Lois Lowry is an American author whose The Giver and its companion novels form one of the most important dystopian series in young adult literature, alongside her Newbery Medal-winning Holocaust novel Number the Stars.
Lois Lowry has published more than forty books across a career spanning five decades, working primarily in young adult literature with a seriousness of purpose that has made her one of the form’s most honored practitioners. The Giver (1993) is her defining achievement: a spare, fable-like novel about a boy in a community that has eliminated pain, conflict, and memory through a system called Sameness. Its deliberately ambiguous ending, its critique of enforced conformity, and its emotional impact on middle-grade readers have been consistent across thirty years.

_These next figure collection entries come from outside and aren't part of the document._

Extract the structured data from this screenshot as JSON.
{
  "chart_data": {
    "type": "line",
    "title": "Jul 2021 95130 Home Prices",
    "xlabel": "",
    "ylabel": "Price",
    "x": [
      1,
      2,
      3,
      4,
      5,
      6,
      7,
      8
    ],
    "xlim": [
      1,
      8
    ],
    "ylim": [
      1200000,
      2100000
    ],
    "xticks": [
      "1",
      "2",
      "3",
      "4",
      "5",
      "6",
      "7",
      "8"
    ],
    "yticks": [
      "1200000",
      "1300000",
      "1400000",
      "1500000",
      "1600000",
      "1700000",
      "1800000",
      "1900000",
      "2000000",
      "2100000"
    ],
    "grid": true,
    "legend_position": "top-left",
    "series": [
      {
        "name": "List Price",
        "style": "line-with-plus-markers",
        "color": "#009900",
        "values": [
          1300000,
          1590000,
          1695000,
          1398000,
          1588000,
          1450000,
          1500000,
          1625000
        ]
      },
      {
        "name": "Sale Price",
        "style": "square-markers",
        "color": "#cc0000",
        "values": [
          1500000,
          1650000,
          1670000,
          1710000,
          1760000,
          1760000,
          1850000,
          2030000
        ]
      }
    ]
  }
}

Number the Stars (1989), set in Nazi-occupied Denmark and following a Danish family’s efforts to protect their Jewish neighbors, won the Newbery Medal and has been one of the most used texts in teaching the Holocaust to younger readers. Its restrained narrative approach — the horror never overwhelming the human-scale story — accomplishes what the best children’s literature about historical atrocity must: it makes the stakes comprehensible without making them abstract.
Gathering Blue, Messenger, and Son extend The Giver’s world across a loosely connected quartet without fully resolving its questions. Lowry has spoken about her interest in allowing readers to bring their own interpretations to her endings, which has made The Giver an unusually productive text for classroom discussion. Her autobiography Looking Back provides context for the autobiographical elements in her fiction, including the death of her brother in the Vietnam War, which haunts several of her books.